So you’ve got one more week to view my solo show over at the Axiom Center for New and Experimental Media (through November 6). The centerpiece of the exhibition is my 6-channel, real-time, algorithmic sound installation Kaleidoscope Music, the history, aesthetics, and inner workings of which are amply documented elsewhere (Dig Boston feature, Artforum critic’s pick, Kickstarter project, and several exhaustive blog posts, for starters).
Rather, what I’m here to tell you about today are the prints from my 29 Giraffes series that are also included in the show. I usually do a pretty good job of documenting my pieces when they go up, but I never got around to blogging about this series when it was first exhibited at [the studio] in Shanghai, back in August 2009 (check out the press release, flyer, and this fine review from That’s Shanghai magazine). So allow me to take a few moments to fill you in.

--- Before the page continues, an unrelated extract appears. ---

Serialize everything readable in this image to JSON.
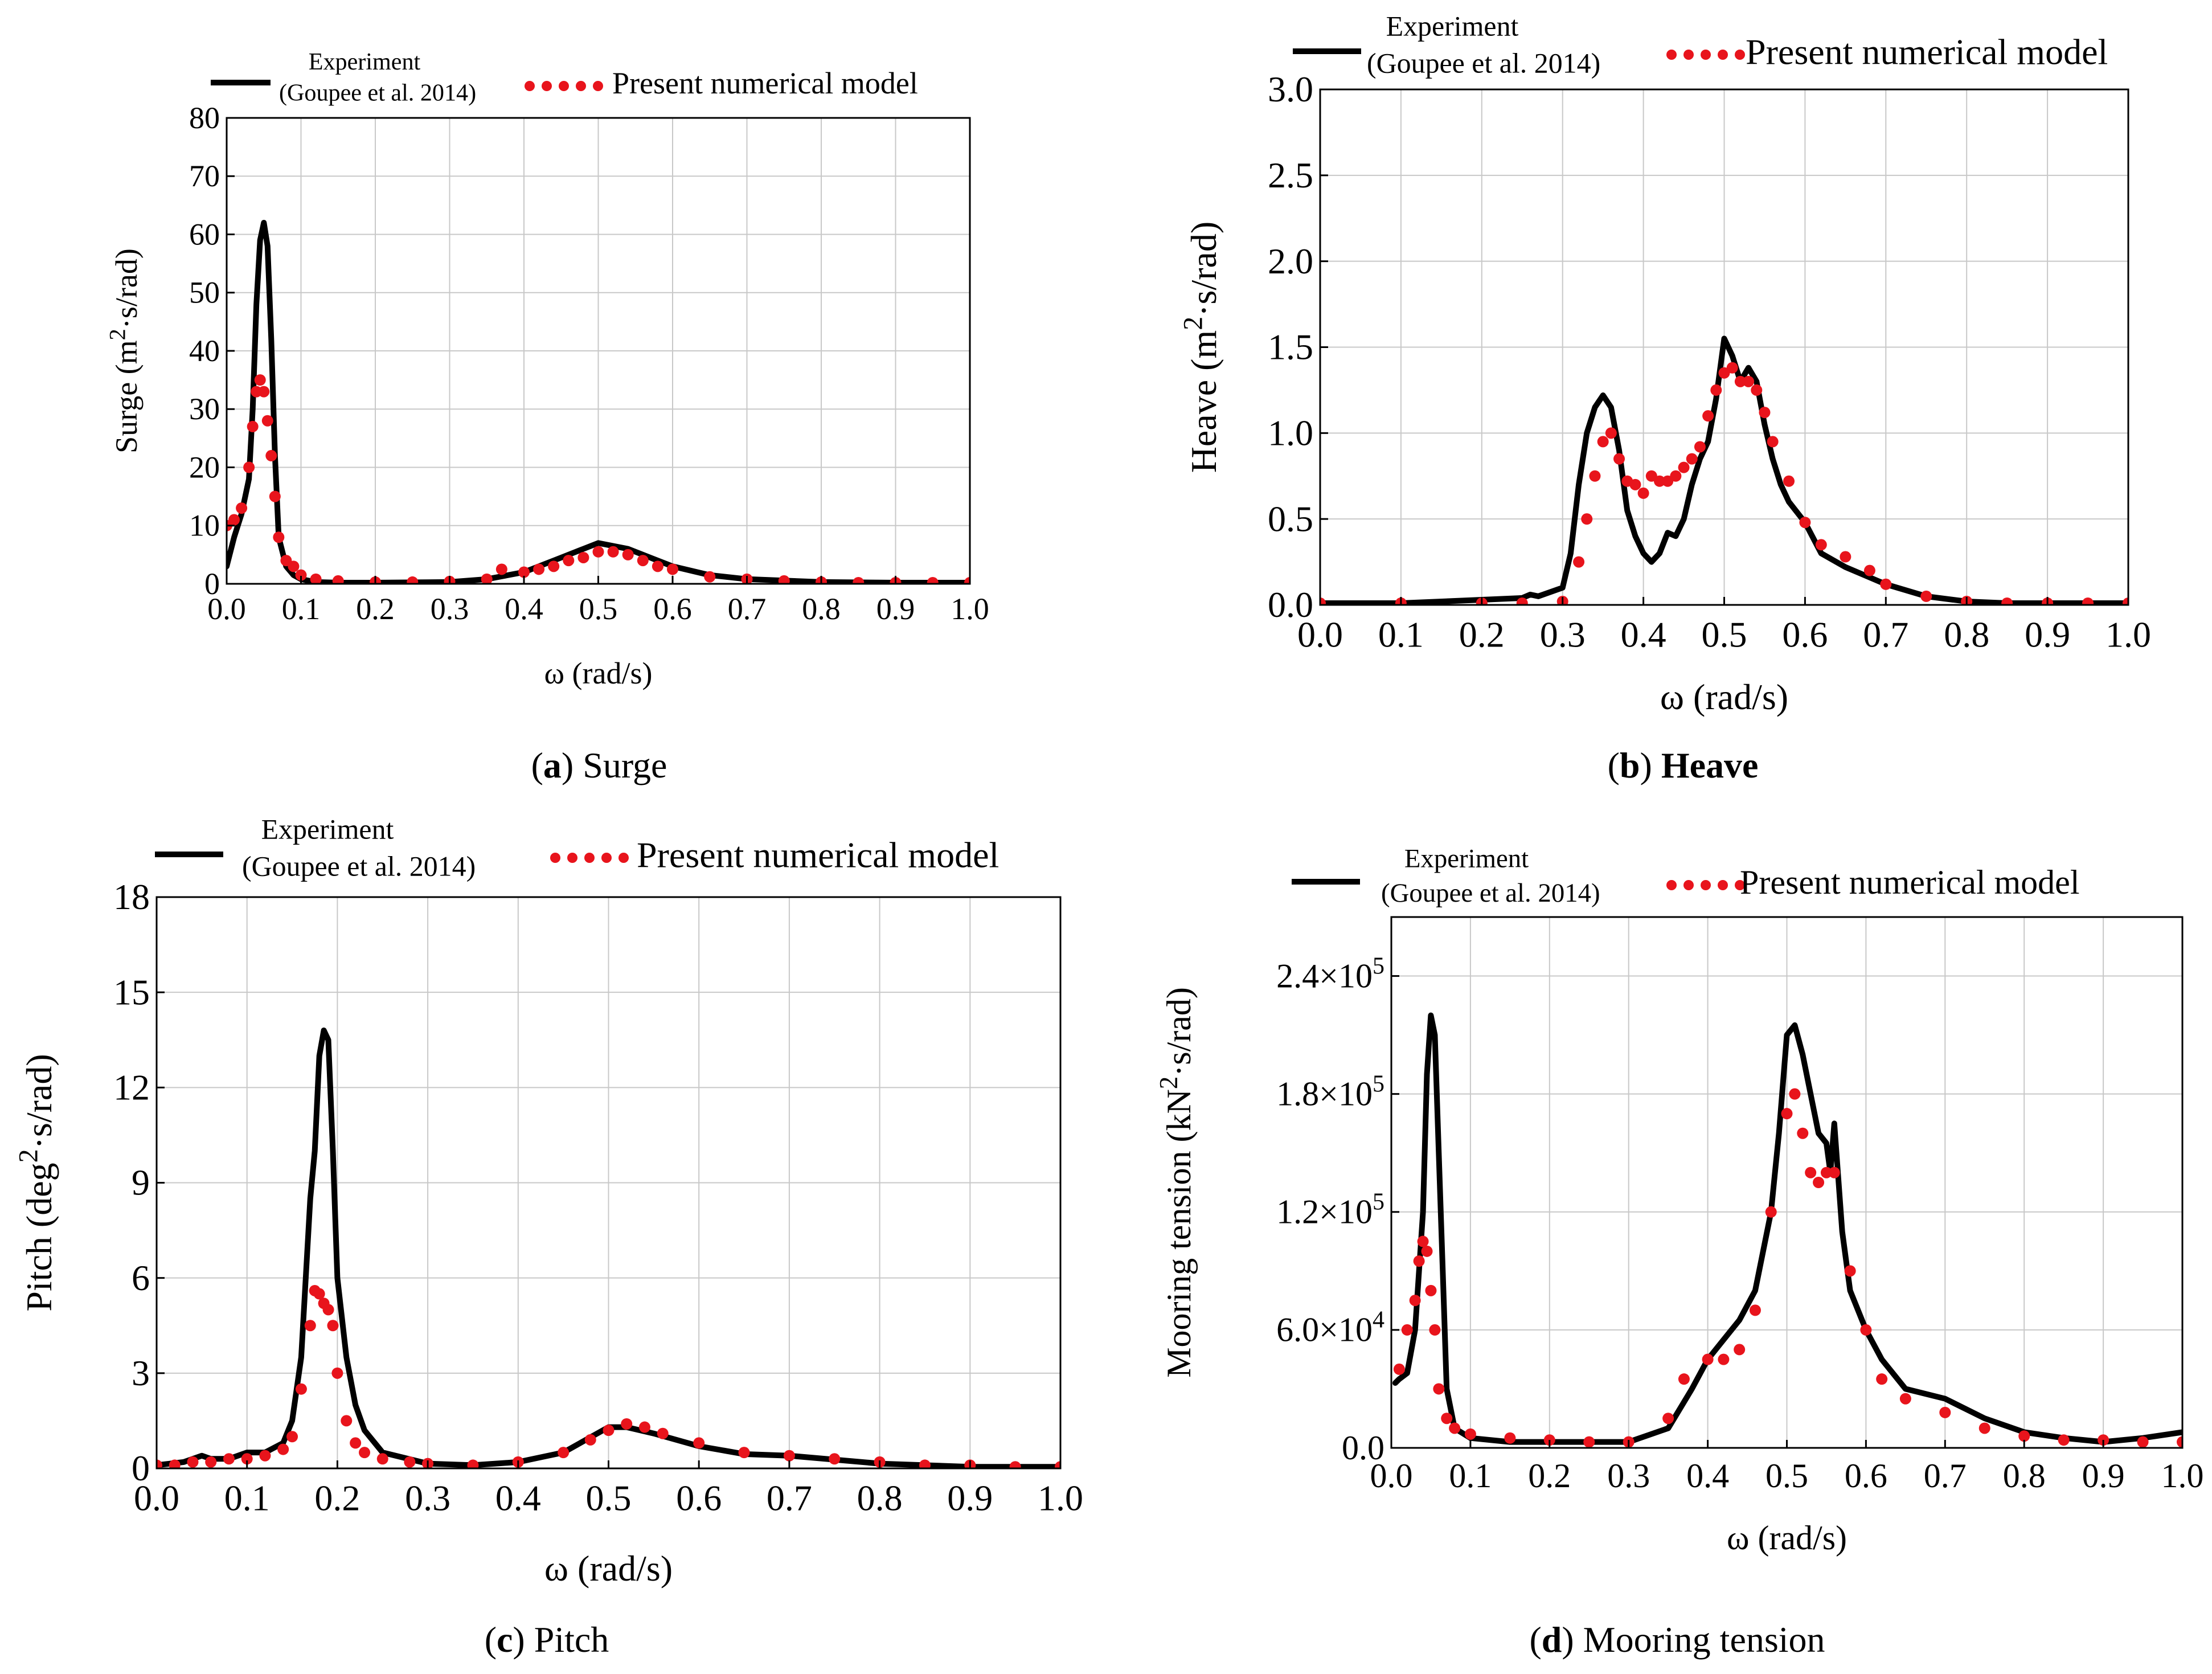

29 Giraffes represents my first foray into visual art. The earliest source file I could find dates from July 29, 2007. You can see some of the images on Flickr and additional images (including some early tests) on Facebook.
These images were a natural extension of my work in sound, and the original goal was simply to create an album cover for my CD Radiospace 040823 (as featured last night on Gregory Taylor’s radio program Remember Those Quiet Evenings!). That piece performs algorithmically modulated granular synthesis on a live radio signal, sort of sandblasting the sound into new patterns and textures. I got the idea in my head that the album art ought to be generated the same way, and this stubborn notion delayed the release of the album (recorded in 2004) by about five years. It took a while to conceive of how to translate the process into the visual domain, and then another long while before I realized I could use software I already knew (Max/MSP, specifically the lcd object, before I learned Jitter) to pull it off, and then an extended period of experimentation and testing before I felt the results were worth sharing with anyone.
After all that effort, I kind of hate the image I rather hastily chose for an album cover, but I was in a hurry to get the CD pressed in time for the exhibition opening. If I had waited a little longer, this is the image I would have used (and still hope to use for a reissue one of these days).
The boundaries of these digital brushstrokes into which fragments of photographs are statistically pasted are derived from curves I’ve drawn by hand into tables with a mouse. My earliest studies involved Gaussian patterns and other types of statistical distributions, but I eventually decided I wanted to incorporate a more tactile, hand-drawn element. I felt at the time the need to emphasize that these works weren’t simply the cold, rational, impersonal result of a some obscure mathematical formula. Rather, I was involved in an intuitive and iterative process with my software, guiding the generation of new material, and then responding to it to see if I liked it or not, shaping its evolution much as I imagine an artist in a more traditional medium would.
When I moved to Shanghai in 2004, I read that Shanghai was the second largest city in the world, behind Mexico City. These images convey something of the density of urban life I experienced in one of the world’s most bustling metropolises, the exhilarating disorientation and striking juxtapositions. I think of this work in terms similar to those Robert Hughes used to describe the Merz collages of Kurt Schwitters:
Their common theme was the city as compressor, intensifier of experience. So many people, and so many messages: so many traces of intimate journeys, news, meetings, possession, rejection, with the city renewing its fabric of transaction every moment of the day and night…
The final images have nothing to do with giraffes. When I started developing software to manipulate digital images, my earliest test subject was a photo of a giraffe I took while visiting my parents in Kenya in 2005. I started using the term “giraffe” as shorthand for the whole project, since it was quicker to explain to my Ubisoft coworkers that I was staying in over the lunch hour to work on my “giraffes,” rather than my “algorithmic image manipulation software” or whatever. There aren’t 29 of them either; the number was chosen as arbitrarily as the name, and I kept both to emphasize the idea that arbitrariness (or artistic intuition) is a key part of the piece.
In addition to the first show at [the studio] and the current exhibition, several of these images were included in my solo show “The Point of Departure” at the True Color Museum in Suzhou about a year ago (read the little blurb I wrote about the series at that time here). I also sell these images as limited edition prints on archival paper, and several are already in private collections. If you’re interested, by all means, drop me a line! I guess these are the images CNNGo was referring to when they described my work as “very pretty.”
Going over my notes from the time of the first show, I’m reminded of several follow-up avenues still unexplored. The unanimous feedback I received from that first exhibition was that people would like to see these images larger; at the time I was constrained by what I could fit on one screen at once, but now that I’ve gotten into Jitter, I should look into that. Also, right before I left Shanghai last year, I collected a bunch of additional potential source images from backlit fashion advertisements, and I had the idea of doing digital collages based on awareness of different body parts, but I haven’t jumped on that yet either. As Morton Feldman said, “Now that things are so simple, there’s so much to do!”